5. Aktiv MP3 Recorder
License: The software is listed as the "free version", which is confusing, since I can't find a version you pay for on the site. Website here.
This software doesn't seem as professional as the other programs, and is described like this on the website: "Aktiv MP3 Recorder is an all-in-one audio software built to convey CDs, tapes, DVDs, live performances, TV, Internet radio, video games and any other sound source into audio files stored on your computer. The program supports a large variety of popular formats such as MP3, WMA, OGG, VOX, AU, AIFF."
The program seems to be designed with home audio in mind: particularly converting records, tapes and TV shows to digital audio. It includes "smart silence detection", which should help break music from records and tapes into multiple MP3 files automatically. The program may also be useful to musicians, especially those looking for a simpler program. If you try the program, let us know how useful you find it.
6. AVS Audio Editor
License: The software is listed as a "free download". There is a registration cost to be able to use "all of their software", but I don't think that needs to be paid to use this program alone. Website: www.avs4you.com/AVS-Audio-Editor.aspx.
Update: WARNING! In the comments to the original article, Josh clarifies that the "free" version watermarks the output, and that the paid version only works on one computer and is not transferable. In my opinion these are deal breakers. Use at your own risk!

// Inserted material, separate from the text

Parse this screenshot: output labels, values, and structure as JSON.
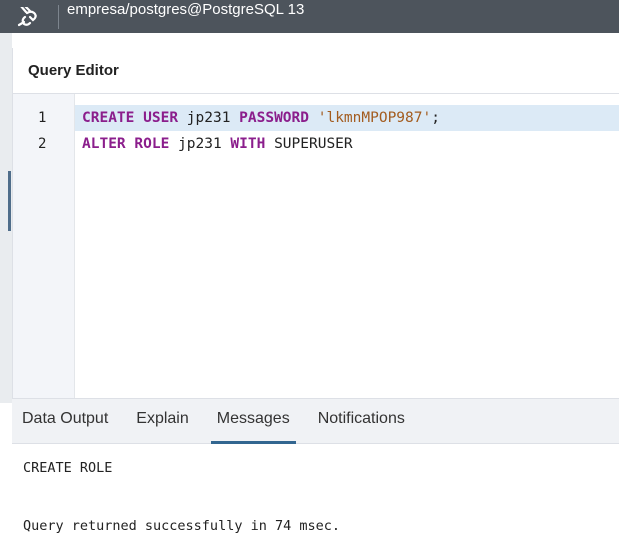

This program seems quite similar to Audacity. It is described on the website as a "feature-rich audio production software. AVS Audio Editor supports all key audio formats. It makes the program the complete tool for audio production. AVS Audio Editor will be interesting for professionals and amateurs, it is very easy to use, it enables you to perform a lot of operations without any difficulties."

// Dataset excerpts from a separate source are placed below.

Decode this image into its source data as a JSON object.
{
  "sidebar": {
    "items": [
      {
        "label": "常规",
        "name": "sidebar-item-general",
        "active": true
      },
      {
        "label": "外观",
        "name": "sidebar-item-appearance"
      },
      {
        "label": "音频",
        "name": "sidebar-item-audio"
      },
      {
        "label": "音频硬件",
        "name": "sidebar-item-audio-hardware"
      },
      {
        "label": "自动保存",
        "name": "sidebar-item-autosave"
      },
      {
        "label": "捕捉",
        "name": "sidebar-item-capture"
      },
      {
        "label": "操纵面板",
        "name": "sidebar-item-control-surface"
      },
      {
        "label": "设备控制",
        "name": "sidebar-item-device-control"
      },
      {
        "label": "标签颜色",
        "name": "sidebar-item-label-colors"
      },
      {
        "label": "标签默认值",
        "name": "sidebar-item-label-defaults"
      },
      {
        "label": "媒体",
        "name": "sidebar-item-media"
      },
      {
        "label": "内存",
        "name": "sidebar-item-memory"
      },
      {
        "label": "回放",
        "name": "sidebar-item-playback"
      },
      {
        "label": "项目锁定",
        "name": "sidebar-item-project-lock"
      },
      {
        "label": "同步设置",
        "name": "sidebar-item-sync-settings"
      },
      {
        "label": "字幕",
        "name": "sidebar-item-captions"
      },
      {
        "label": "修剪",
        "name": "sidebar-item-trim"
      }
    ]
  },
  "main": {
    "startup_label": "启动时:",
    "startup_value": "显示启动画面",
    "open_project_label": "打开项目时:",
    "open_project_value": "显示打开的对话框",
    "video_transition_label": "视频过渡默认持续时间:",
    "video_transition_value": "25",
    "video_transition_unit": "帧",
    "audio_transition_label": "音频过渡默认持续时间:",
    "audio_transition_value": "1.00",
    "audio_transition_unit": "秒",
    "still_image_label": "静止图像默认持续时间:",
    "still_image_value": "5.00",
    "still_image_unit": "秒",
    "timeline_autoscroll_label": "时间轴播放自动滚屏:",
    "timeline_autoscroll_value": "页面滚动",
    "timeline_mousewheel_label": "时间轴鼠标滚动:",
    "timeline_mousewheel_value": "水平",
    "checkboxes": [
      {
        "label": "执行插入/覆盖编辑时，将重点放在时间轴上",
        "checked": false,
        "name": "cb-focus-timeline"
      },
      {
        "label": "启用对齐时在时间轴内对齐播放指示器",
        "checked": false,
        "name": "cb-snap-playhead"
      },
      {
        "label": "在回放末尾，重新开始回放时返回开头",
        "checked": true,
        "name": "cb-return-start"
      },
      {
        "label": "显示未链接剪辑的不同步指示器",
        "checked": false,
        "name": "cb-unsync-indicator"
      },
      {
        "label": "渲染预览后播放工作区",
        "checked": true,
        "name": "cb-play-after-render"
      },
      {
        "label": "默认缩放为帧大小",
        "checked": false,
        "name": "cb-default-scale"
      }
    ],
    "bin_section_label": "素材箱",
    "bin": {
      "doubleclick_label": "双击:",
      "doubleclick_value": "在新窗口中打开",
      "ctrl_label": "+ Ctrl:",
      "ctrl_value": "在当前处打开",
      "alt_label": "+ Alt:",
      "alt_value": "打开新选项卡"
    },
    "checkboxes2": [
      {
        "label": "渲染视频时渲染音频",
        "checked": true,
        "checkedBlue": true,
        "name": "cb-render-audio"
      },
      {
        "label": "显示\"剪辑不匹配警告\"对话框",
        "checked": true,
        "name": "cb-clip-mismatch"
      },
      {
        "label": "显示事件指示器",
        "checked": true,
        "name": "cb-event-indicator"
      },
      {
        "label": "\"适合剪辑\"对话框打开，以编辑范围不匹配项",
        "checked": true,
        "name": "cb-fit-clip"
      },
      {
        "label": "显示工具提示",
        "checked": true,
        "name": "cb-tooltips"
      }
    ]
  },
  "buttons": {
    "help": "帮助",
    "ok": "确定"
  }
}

The program includes effects and support for VST effects, no limit to the number of tracks, and support for MP3, WAV, PCM, WMA, OGG, OGM and others. As a basic editor, it looks quite promising.
7. Quartz AudioMaster
Software description: "Quartz AudioMaster Freeware is a powerful though easy-to-use multitrack recorder and MIDI sequencer, and the best way to try the Quartz Audio Family software concept for FREE. It is intended for people who want to record, compose, mix, play and share music using a computer and a sound card. It features 4 stereo audio tracks, 16 MIDI tracks, effect plug-ins, per-track EQ, Aux buses, Video sync, Score, GM/GS/XG and "Piano roll" editors and all the functionalities required to easily share musical projects across the internet up to its multitrack compressed file format."
The program looks fairly full-featured, and includes MIDI sequencing. Some users report some lag (I assume with MIDI), but overall seem happy with the product.
Windows may complain about a missing wmdvi.dll file. The missing file can be downloaded from here.
7. Quartz Studio Free
Another program from Digital Sound Planet's Quartz range, but this time for those looking for a much simpler interface.
Software description: "Quartz Studio Free is an easy to use multi-track digital audio recorder, perfect for quick creation of music tracks or audio assembly and.... Free ! Moreover, it features the basic functionalities required to use the Digital Sound Planet Virtual Studios - also Freely available registering on the Digital Sound Planet site. The program also includes, among other features, 4+2 audio tracks, real-time processing effects (Reverb et Chorus) on each track, along with volume and pan, audio track data editing functions, a spacialization interface, Skin change, etc."
Honorable mention: If you don't mind spending a little more than zero, REAPER is an excellent multi-track audio and MIDI recording app with a non-commercial license for only $50. It's not free, but it's great value.
This article only scratches the surface of free music-related apps available for Windows. I'll post a follow-up article in the future. Some cross-platform apps that work in Windows mentioned in Joel's article that I haven't repeated here include Traverso DAW and Frinika.
Feel free to mention your favorite free apps in the comments.